The Canadian dollar continued to advance from multi-year lows late Thursday morning despite mixed commodity prices and a reading on American retail sales that fell short of expectations.
The loonie climbed 0.17 of a cent to 91.1 cents (U.S.).
U.S. retail sales for January were down by 0.4 per cent against the 0.3 per cent decline that economists had expected.
Other data showed a slight rise in jobless insurance claims. Applications, which are viewed as a proxy for layoffs, rose 8,000 last week to 339,000.
Meanwhile, a major Canadian report will be released at the end of this week. Statistics Canada releases its reading on manufacturing shipments for December on Friday and economists expect that shipments dipped 0.5 per cent month over month following a one per cent gain in November.

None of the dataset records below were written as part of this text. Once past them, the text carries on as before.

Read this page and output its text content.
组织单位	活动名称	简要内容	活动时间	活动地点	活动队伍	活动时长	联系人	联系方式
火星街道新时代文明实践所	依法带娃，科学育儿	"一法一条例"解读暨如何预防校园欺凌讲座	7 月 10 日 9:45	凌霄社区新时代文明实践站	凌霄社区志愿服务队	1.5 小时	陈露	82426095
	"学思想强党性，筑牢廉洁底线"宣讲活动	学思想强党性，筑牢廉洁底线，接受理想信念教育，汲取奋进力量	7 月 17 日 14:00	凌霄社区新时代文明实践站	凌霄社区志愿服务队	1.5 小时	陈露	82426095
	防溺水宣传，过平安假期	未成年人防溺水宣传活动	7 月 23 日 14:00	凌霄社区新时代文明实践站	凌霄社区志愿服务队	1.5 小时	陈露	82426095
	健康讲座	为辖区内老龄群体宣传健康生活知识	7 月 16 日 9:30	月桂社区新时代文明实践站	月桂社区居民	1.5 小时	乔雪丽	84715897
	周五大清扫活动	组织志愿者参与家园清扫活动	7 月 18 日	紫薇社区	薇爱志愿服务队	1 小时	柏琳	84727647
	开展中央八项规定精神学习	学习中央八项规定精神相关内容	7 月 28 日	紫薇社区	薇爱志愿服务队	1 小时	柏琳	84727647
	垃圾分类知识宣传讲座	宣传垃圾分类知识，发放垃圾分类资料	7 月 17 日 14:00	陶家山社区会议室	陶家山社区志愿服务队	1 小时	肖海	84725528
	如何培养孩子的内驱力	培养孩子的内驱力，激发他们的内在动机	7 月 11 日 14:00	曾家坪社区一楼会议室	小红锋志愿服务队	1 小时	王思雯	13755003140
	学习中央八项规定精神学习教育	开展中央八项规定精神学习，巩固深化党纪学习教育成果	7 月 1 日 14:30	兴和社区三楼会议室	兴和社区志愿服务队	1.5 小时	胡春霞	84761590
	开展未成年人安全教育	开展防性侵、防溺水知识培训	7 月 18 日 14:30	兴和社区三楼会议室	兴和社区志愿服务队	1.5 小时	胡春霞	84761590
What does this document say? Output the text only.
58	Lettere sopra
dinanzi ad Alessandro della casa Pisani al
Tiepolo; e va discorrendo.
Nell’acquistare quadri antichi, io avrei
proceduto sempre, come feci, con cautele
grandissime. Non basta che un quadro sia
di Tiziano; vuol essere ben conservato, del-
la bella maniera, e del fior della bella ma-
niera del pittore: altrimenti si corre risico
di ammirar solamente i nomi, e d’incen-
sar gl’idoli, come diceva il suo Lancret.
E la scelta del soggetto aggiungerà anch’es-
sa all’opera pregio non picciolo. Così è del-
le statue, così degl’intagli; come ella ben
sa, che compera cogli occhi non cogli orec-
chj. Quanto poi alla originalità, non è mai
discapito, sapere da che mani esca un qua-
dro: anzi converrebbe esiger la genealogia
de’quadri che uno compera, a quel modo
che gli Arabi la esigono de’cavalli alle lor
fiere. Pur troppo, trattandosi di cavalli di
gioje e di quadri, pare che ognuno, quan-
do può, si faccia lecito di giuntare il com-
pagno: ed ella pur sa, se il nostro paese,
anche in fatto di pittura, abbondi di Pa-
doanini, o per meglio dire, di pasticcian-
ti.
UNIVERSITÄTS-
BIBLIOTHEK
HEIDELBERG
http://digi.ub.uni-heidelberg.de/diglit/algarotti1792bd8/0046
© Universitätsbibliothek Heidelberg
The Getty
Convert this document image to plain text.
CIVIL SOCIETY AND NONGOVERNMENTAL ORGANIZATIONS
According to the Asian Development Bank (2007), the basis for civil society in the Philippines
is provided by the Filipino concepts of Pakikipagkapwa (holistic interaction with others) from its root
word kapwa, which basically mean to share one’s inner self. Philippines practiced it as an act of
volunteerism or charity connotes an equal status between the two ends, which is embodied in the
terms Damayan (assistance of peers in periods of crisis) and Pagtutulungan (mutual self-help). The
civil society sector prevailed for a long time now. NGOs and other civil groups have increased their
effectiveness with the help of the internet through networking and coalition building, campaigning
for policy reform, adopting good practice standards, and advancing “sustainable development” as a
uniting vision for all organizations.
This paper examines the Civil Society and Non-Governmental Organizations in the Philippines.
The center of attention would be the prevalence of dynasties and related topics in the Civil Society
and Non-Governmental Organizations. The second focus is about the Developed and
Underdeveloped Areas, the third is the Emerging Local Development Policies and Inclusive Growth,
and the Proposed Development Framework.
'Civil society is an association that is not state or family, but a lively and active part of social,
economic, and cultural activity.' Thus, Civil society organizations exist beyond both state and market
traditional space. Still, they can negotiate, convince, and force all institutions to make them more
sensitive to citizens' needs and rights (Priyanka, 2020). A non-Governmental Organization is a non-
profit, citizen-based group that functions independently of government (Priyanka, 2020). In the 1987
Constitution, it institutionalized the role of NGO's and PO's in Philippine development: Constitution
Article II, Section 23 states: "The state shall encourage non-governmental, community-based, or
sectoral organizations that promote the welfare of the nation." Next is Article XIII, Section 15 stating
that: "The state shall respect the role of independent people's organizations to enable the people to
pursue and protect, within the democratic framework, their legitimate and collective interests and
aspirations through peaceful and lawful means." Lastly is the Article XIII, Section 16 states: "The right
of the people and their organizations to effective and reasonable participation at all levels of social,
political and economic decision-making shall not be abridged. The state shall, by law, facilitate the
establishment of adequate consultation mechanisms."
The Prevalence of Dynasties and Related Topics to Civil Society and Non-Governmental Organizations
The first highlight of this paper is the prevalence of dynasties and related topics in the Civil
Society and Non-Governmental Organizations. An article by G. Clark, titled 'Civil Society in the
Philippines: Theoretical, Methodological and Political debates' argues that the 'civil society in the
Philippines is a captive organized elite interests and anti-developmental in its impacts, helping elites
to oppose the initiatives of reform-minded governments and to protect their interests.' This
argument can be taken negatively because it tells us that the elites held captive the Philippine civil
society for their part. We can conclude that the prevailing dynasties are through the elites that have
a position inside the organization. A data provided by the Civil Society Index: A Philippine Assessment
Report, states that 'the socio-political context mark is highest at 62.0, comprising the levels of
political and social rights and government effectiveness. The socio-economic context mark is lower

Commodity prices were mixed, as March crude on the New York Mercantile Exchange dipped two cents to $100.35 a barrel.
April bullion was $5.10 higher to $1,300.10 an ounce while March copper was unchanged at $3.25 a pound.
The loonie has enjoyed a solid bounce this month after hitting 4-1/2 year lows of about 89.5 cents.
There are several reasons for the turnaround, including growing optimism that the Keystone XL pipeline to carry oil sands crude from Alberta to refineries on the Texas Gulf Coast will be built.
Also, economists have been pricing in a lower likelihood of an interest rate cut, the latest job creation data was positive and the federal government's budget on Tuesday was well received.